I feel strongly about imparting in my children a strong sense of respect for their boundaries and those of others. This is because of my own upbringing. Let me explain:
I feel my parents often overextended us and themselves in the process of giving and sharing as openly and generously as they did. The blanket rule in my family was: if you have something that others don’t have – give. If you have something that someone needs (or wants) – give. We shared everything, even if the sharing depleted us.
And that is one of the reasons I felt (for most of my life) disallowed to say no to people’s demands on my resources and time, and felt guilty about some of my individual achievements and successes.

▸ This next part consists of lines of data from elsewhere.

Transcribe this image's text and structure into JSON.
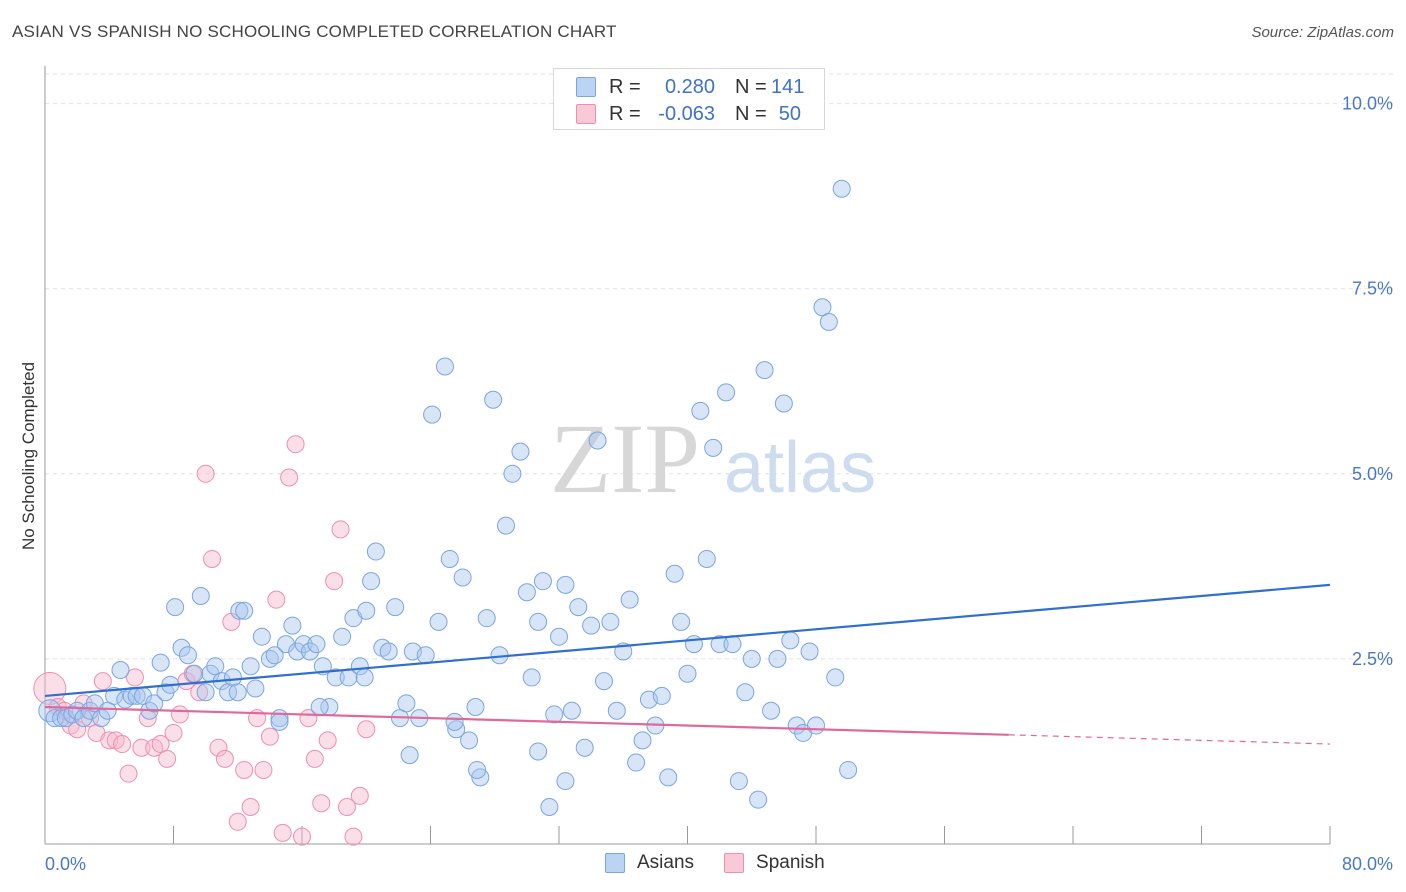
{
  "title": "ASIAN VS SPANISH NO SCHOOLING COMPLETED CORRELATION CHART",
  "source": "Source: ZipAtlas.com",
  "watermark": {
    "zip": "ZIP",
    "atlas": "atlas"
  },
  "colors": {
    "asian_fill": "#a9c6ee",
    "asian_stroke": "#7aa6e0",
    "asian_line": "#2f6fd0",
    "spanish_fill": "#f7b8cc",
    "spanish_stroke": "#ee8fb0",
    "spanish_line": "#e0689a",
    "axis_text": "#4a78c8",
    "grid": "#e2e2e2"
  },
  "legend_top": {
    "asians": {
      "r_label": "R =",
      "r_value": "0.280",
      "n_label": "N =",
      "n_value": "141"
    },
    "spanish": {
      "r_label": "R =",
      "r_value": "-0.063",
      "n_label": "N =",
      "n_value": "50"
    }
  },
  "legend_bottom": {
    "asians": "Asians",
    "spanish": "Spanish"
  },
  "chart_data": {
    "type": "scatter",
    "title": "ASIAN VS SPANISH NO SCHOOLING COMPLETED CORRELATION CHART",
    "xlabel": "",
    "ylabel": "No Schooling Completed",
    "xlim": [
      0,
      80
    ],
    "ylim": [
      0,
      10.4
    ],
    "x_tick_labels": [
      "0.0%",
      "80.0%"
    ],
    "y_ticks": [
      {
        "value": 2.5,
        "label": "2.5%"
      },
      {
        "value": 5.0,
        "label": "5.0%"
      },
      {
        "value": 7.5,
        "label": "7.5%"
      },
      {
        "value": 10.0,
        "label": "10.0%"
      }
    ],
    "grid": true,
    "legend": "top-center",
    "series": [
      {
        "name": "Asians",
        "color": "#a9c6ee",
        "trend": {
          "x": [
            0,
            80
          ],
          "y": [
            2.0,
            3.5
          ],
          "dashed_from": null
        },
        "points": [
          [
            0.3,
            1.8
          ],
          [
            0.6,
            1.7
          ],
          [
            1.0,
            1.7
          ],
          [
            1.3,
            1.7
          ],
          [
            1.7,
            1.75
          ],
          [
            2.0,
            1.8
          ],
          [
            2.4,
            1.7
          ],
          [
            2.8,
            1.8
          ],
          [
            3.1,
            1.9
          ],
          [
            3.5,
            1.7
          ],
          [
            3.9,
            1.8
          ],
          [
            4.3,
            2.0
          ],
          [
            4.7,
            2.35
          ],
          [
            5.0,
            1.95
          ],
          [
            5.4,
            2.0
          ],
          [
            5.7,
            2.0
          ],
          [
            6.1,
            2.0
          ],
          [
            6.5,
            1.8
          ],
          [
            6.8,
            1.9
          ],
          [
            7.2,
            2.45
          ],
          [
            7.5,
            2.05
          ],
          [
            7.8,
            2.15
          ],
          [
            8.1,
            3.2
          ],
          [
            8.5,
            2.65
          ],
          [
            8.9,
            2.55
          ],
          [
            9.3,
            2.3
          ],
          [
            9.7,
            3.35
          ],
          [
            10.0,
            2.05
          ],
          [
            10.3,
            2.3
          ],
          [
            10.6,
            2.4
          ],
          [
            11.0,
            2.2
          ],
          [
            11.4,
            2.05
          ],
          [
            11.7,
            2.25
          ],
          [
            12.1,
            3.15
          ],
          [
            12.4,
            3.15
          ],
          [
            12.8,
            2.4
          ],
          [
            13.1,
            2.1
          ],
          [
            13.5,
            2.8
          ],
          [
            14.0,
            2.5
          ],
          [
            14.3,
            2.55
          ],
          [
            14.6,
            1.7
          ],
          [
            15.0,
            2.7
          ],
          [
            15.4,
            2.95
          ],
          [
            15.7,
            2.6
          ],
          [
            16.1,
            2.7
          ],
          [
            16.5,
            2.6
          ],
          [
            16.9,
            2.7
          ],
          [
            17.3,
            2.4
          ],
          [
            17.7,
            1.85
          ],
          [
            18.1,
            2.25
          ],
          [
            18.5,
            2.8
          ],
          [
            18.9,
            2.25
          ],
          [
            19.2,
            3.05
          ],
          [
            19.6,
            2.4
          ],
          [
            20.0,
            3.15
          ],
          [
            20.3,
            3.55
          ],
          [
            20.6,
            3.95
          ],
          [
            21.0,
            2.65
          ],
          [
            21.4,
            2.6
          ],
          [
            21.8,
            3.2
          ],
          [
            22.1,
            1.7
          ],
          [
            22.5,
            1.9
          ],
          [
            22.9,
            2.6
          ],
          [
            23.3,
            1.7
          ],
          [
            23.7,
            2.55
          ],
          [
            24.1,
            5.8
          ],
          [
            24.5,
            3.0
          ],
          [
            24.9,
            6.45
          ],
          [
            25.2,
            3.85
          ],
          [
            25.6,
            1.55
          ],
          [
            26.0,
            3.6
          ],
          [
            26.4,
            1.4
          ],
          [
            26.8,
            1.85
          ],
          [
            27.1,
            0.9
          ],
          [
            27.5,
            3.05
          ],
          [
            27.9,
            6.0
          ],
          [
            28.3,
            2.55
          ],
          [
            28.7,
            4.3
          ],
          [
            29.1,
            5.0
          ],
          [
            29.6,
            5.3
          ],
          [
            30.0,
            3.4
          ],
          [
            30.3,
            2.25
          ],
          [
            30.7,
            3.0
          ],
          [
            31.0,
            3.55
          ],
          [
            31.4,
            0.5
          ],
          [
            31.7,
            1.75
          ],
          [
            32.0,
            2.8
          ],
          [
            32.4,
            3.5
          ],
          [
            32.8,
            1.8
          ],
          [
            33.2,
            3.2
          ],
          [
            33.6,
            1.3
          ],
          [
            34.0,
            2.95
          ],
          [
            34.4,
            5.45
          ],
          [
            34.8,
            2.2
          ],
          [
            35.2,
            3.0
          ],
          [
            35.6,
            1.8
          ],
          [
            36.0,
            2.6
          ],
          [
            36.4,
            3.3
          ],
          [
            36.8,
            1.1
          ],
          [
            37.2,
            1.4
          ],
          [
            37.6,
            1.95
          ],
          [
            38.0,
            1.6
          ],
          [
            38.4,
            2.0
          ],
          [
            38.8,
            0.9
          ],
          [
            39.2,
            3.65
          ],
          [
            39.6,
            3.0
          ],
          [
            40.0,
            2.3
          ],
          [
            40.4,
            2.7
          ],
          [
            40.8,
            5.85
          ],
          [
            41.2,
            3.85
          ],
          [
            41.6,
            5.35
          ],
          [
            42.0,
            2.7
          ],
          [
            42.4,
            6.1
          ],
          [
            42.8,
            2.7
          ],
          [
            43.2,
            0.85
          ],
          [
            43.6,
            2.05
          ],
          [
            44.0,
            2.5
          ],
          [
            44.4,
            0.6
          ],
          [
            44.8,
            6.4
          ],
          [
            45.2,
            1.8
          ],
          [
            45.6,
            2.5
          ],
          [
            46.0,
            5.95
          ],
          [
            46.4,
            2.75
          ],
          [
            46.8,
            1.6
          ],
          [
            47.2,
            1.5
          ],
          [
            47.6,
            2.6
          ],
          [
            48.0,
            1.6
          ],
          [
            48.4,
            7.25
          ],
          [
            48.8,
            7.05
          ],
          [
            49.2,
            2.25
          ],
          [
            49.6,
            8.85
          ],
          [
            50.0,
            1.0
          ],
          [
            14.6,
            1.65
          ],
          [
            22.7,
            1.2
          ],
          [
            25.5,
            1.65
          ],
          [
            26.9,
            1.0
          ],
          [
            30.7,
            1.25
          ],
          [
            32.4,
            0.85
          ],
          [
            17.1,
            1.85
          ],
          [
            19.9,
            2.25
          ],
          [
            12.0,
            2.05
          ]
        ]
      },
      {
        "name": "Spanish",
        "color": "#f7b8cc",
        "trend": {
          "x": [
            0,
            80
          ],
          "y": [
            1.85,
            1.35
          ],
          "dashed_from": 60
        },
        "points": [
          [
            0.3,
            2.1
          ],
          [
            0.8,
            1.85
          ],
          [
            1.2,
            1.8
          ],
          [
            1.6,
            1.6
          ],
          [
            2.0,
            1.55
          ],
          [
            2.4,
            1.9
          ],
          [
            2.8,
            1.7
          ],
          [
            3.2,
            1.5
          ],
          [
            3.6,
            2.2
          ],
          [
            4.0,
            1.4
          ],
          [
            4.4,
            1.4
          ],
          [
            4.8,
            1.35
          ],
          [
            5.2,
            0.95
          ],
          [
            5.6,
            2.25
          ],
          [
            6.0,
            1.3
          ],
          [
            6.4,
            1.7
          ],
          [
            6.8,
            1.3
          ],
          [
            7.2,
            1.35
          ],
          [
            7.6,
            1.15
          ],
          [
            8.0,
            1.5
          ],
          [
            8.4,
            1.75
          ],
          [
            8.8,
            2.2
          ],
          [
            9.2,
            2.3
          ],
          [
            9.6,
            2.05
          ],
          [
            10.0,
            5.0
          ],
          [
            10.4,
            3.85
          ],
          [
            10.8,
            1.3
          ],
          [
            11.2,
            1.15
          ],
          [
            11.6,
            3.0
          ],
          [
            12.0,
            0.3
          ],
          [
            12.4,
            1.0
          ],
          [
            12.8,
            0.5
          ],
          [
            13.2,
            1.7
          ],
          [
            13.6,
            1.0
          ],
          [
            14.0,
            1.45
          ],
          [
            14.4,
            3.3
          ],
          [
            14.8,
            0.15
          ],
          [
            15.2,
            4.95
          ],
          [
            15.6,
            5.4
          ],
          [
            16.0,
            0.1
          ],
          [
            16.4,
            1.7
          ],
          [
            16.8,
            1.15
          ],
          [
            17.2,
            0.55
          ],
          [
            17.6,
            1.4
          ],
          [
            18.0,
            3.55
          ],
          [
            18.4,
            4.25
          ],
          [
            18.8,
            0.5
          ],
          [
            19.2,
            0.1
          ],
          [
            19.6,
            0.65
          ],
          [
            20.0,
            1.55
          ]
        ]
      }
    ]
  }
}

There weren’t enough resources to meet the needs of a lot of our relatives, so sharing was a necessary act of survival and growth. This was the conscious and intended lesson my parents were teaching.
The necessity of these acts of sharing and giving, meant we often could not acknowledge the negative that came with those dynamics. Some giving and sharing didn’t occur within a context of reciprocity and respect. There was also disregard, entitlement and wastefuless because dololo boundaries.
And if one raised those issues, or tried to say no, the language of silencing was rich and ever ready. Nobody the wants to be seen as selfish, stingy, petty or to be accused of reveling in the suffering of others. The unconscious and unintended lesson was: other people’s perceptions of you are more important than your boundaries, concerns and comfort.
The desire to not be seen as a bad, selfish person caused me a lot of distress in my adult life because I was never quite able to set and maintain healthy boundaries, or free myself from the guilt about having things I couldn’t (or didn’t want to) give to or share with others.
I stayed asking myself if my joys and achievements are only worth something if I bring others into them? I agonised about whether I was allowed to have anything for myself.
It was so debilitating working against myself to make my slay so small and invisible, because of iWorry. I don’t want my kids to go through that. That guilt is oppressive and counter productive.
I am constantly drawing from lessons of my own upbringing and resolving them as consciously as possible, so that my children won’t have to battle with the same issues as I did.
I look forward to my son’s second birthday, because it’s also the second anniversary of embarking on this journey of motherhood which is a constant challenge to get my ish together.